Humans have a love–hate relationship with predators. On the one hand, many of the iconic species that attract conservation funding are predators. On the other hand, predators are a major source of conflict between humans and wildlife. In addition, predators in the wrong place, as invasive species, are themselves the cause of many conservation problems. While predators feature regularly in our pages, the January and February issues offer a particularly rich celebration of predator ecology and evolution.

Top-down effects are important features of many ecosystems, with predators having major influence on herbivore numbers, nutrient cycling and disease dynamics. O’Bryan et al. review how these effects of predators and scavengers provide benefits to humans in shared landscapes, pointing out that such landscapes greatly exceed the protected areas that are more usually associated with large predators. Predators and scavengers help to control disease, waste and agricultural pests, yet their reputation amongst the public and economic stakeholders is largely based on killing livestock and humans, or harbouring disease. There is therefore a need for education and outreach, but also a need for rethinking the economics. The parties who benefit from predators, such as tourists, governments and arable farmers, are often different to those whom predators can disadvantage, such as livestock farmers and residents of rural–urban frontier landscapes (although O’Bryan et al. point out that there may also be advantages for livestock farmers). Payments to protect predators and compensation for livestock loss are mechanisms to redress this imbalance.

While the O’Bryan Review focuses on terrestrial ecosystems, many of the most iconic, and indeed the world’s largest, predators are marine. Understanding the ecosystem effects of marine predators and their vulnerability depends in part on improving our limited knowledge of their biogeography. van Denderen et al. examine this in bony fish, finding that energy flow from the bottom of food webs explains the latitudinal distribution of teleost predators. In cartilaginous fish, Bird et al. use stable isotope data to show differences in trophic geography between individuals for shelf-dwelling sharks, and a particular dependence on mid-latitudinal carbon sources by oceanic and deep-sea sharks. This kind of functional understanding of biogeography can help to fine tune conservation priorities, such as those suggested on a broader scale by Stein et al. using an evolutionary approach across all chondrichthyans.

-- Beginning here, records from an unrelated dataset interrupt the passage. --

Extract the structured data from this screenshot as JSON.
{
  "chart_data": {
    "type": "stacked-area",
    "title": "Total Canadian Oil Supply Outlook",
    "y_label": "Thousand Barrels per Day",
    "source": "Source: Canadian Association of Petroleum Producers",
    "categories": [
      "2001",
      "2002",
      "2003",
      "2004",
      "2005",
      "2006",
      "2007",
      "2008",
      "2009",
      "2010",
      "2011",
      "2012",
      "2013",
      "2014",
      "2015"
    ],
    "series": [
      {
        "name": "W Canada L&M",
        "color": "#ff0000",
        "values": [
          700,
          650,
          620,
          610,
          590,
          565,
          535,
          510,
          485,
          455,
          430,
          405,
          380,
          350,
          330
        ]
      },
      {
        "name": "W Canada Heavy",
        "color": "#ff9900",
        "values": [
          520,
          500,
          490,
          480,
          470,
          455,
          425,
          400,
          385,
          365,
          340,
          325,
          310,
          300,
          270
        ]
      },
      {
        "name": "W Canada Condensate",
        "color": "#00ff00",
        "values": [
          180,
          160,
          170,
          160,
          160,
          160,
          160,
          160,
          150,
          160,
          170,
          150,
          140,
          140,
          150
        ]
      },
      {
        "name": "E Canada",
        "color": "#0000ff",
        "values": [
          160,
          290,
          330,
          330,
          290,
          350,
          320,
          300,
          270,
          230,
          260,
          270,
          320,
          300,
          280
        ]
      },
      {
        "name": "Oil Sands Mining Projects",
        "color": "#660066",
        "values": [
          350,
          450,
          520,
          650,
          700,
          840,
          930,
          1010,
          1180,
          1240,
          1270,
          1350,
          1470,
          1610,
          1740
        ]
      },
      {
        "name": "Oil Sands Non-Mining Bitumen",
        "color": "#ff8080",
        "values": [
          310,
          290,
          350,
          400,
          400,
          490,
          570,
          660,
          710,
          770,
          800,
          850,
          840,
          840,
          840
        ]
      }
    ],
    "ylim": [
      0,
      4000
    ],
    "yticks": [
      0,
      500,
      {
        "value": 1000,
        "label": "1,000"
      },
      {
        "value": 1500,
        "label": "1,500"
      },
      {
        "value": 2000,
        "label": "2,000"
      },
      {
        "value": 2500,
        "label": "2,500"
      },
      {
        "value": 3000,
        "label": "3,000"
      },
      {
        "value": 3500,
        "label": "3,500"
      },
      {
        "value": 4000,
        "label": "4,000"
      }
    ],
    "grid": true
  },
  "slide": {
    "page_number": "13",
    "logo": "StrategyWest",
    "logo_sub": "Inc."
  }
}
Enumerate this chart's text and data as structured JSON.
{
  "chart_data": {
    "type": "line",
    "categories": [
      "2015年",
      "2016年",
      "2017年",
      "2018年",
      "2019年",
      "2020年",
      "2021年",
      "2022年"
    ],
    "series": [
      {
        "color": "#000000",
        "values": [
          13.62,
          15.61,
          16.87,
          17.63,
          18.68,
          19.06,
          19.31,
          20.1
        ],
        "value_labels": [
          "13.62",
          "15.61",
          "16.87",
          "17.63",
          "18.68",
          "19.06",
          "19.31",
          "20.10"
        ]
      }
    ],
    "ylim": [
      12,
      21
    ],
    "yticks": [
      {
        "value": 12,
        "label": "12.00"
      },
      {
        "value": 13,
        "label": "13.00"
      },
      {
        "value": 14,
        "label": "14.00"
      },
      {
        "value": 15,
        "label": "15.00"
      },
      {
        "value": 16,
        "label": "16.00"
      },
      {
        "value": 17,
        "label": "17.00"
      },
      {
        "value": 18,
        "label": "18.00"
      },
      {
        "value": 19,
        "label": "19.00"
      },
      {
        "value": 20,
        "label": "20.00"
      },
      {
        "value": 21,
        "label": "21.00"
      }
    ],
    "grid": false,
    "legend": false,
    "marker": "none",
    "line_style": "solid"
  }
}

Humans have a long history of interactions with carnivores, and somewhere in this lie the complex explanations for why we like to hunt animals that are not sources of food. These include protection of self and livestock, and use as non-food resources. Not all interactions are antagonistic, of course, such as our domestication of dogs and cats. However, our negative, hunting relationship with large predators forms the basis for three recent studies. The thylacine, or Tasmanian tiger, was hunted to extinction in the early twentieth century largely because it threatened livestock. Feigin et al. sequence its genome and suggest that the decline in its genetic diversity actually began before human arrival in Australia. Interestingly, reduced genetic diversity might be responsible for the susceptibility of its extant relative, the Tasmanian devil, to infectious facial tumours. Kardos et al. also take a genomic approach to reduced diversity, documenting the effects of inbreeding on a fine scale across the genome in Scandinavian wolves that have been endangered by hunting. Sticking with Scandinavia, Bischof et al. report that regulated hunting causes substantial life-history changes in a bear population. Regulated hunting is a common but controversial component of apex predator management schemes, and this study shows that we need to look beyond just population numbers when assessing its utility.

Invasive predators are a frequent factor in the decline of native prey species. However, invasive prey can also affect native predators. Cattau et al. show that the endangered snail kite in North America has responded rapidly to the invasive apple snail, which is larger than its native prey, by increasing its beak size. While this effect is largely to do with phenotypic plasticity, the selective pressure is substantial and an evolutionary response will probably follow.

Evolutionary and phenotypically plastic effects of predators on prey feature in two other recent studies that remind us not to focus just on large predators. Aposematic prey display warning colouration to deter predators, but this works as an evolutionary strategy only if predators learn to avoid such prey. If all predators in a population must consume aposematic prey before learning to avoid them, aposematism is unlikely to evolve. Thorogood et al. report that great tits learn to avoid prey by watching the disgust exhibited by conspecifics consuming the prey. This social transmission of avoidance allows aposematism to evolve without unsustainable levels of prey consumption being required. Moving to even smaller predators, Reger et al. show that midge and fish predators can drive local adaptation of phenotypic plasticity in the water flea, Daphnia pulex.

Having surveyed predators from large to small, it is worth thinking about what scaling patterns emerge. Rizzuto et al. address this question by looking at the activity levels of carnivores. They examine how foraging time scales with body size, and find that medium-sized predators, such as the fox depicted on this month’s cover, spend the largest proportion of their time searching for prey. This makes predators of this size particularly vulnerable to environmental change. Foxes may not be the easiest cause to promote to the public, but given the threats to predators of all sizes, in all environments and from all taxonomic groups, we need to make a general case for conserving predators that doesn’t rest just on iconic large carnivores.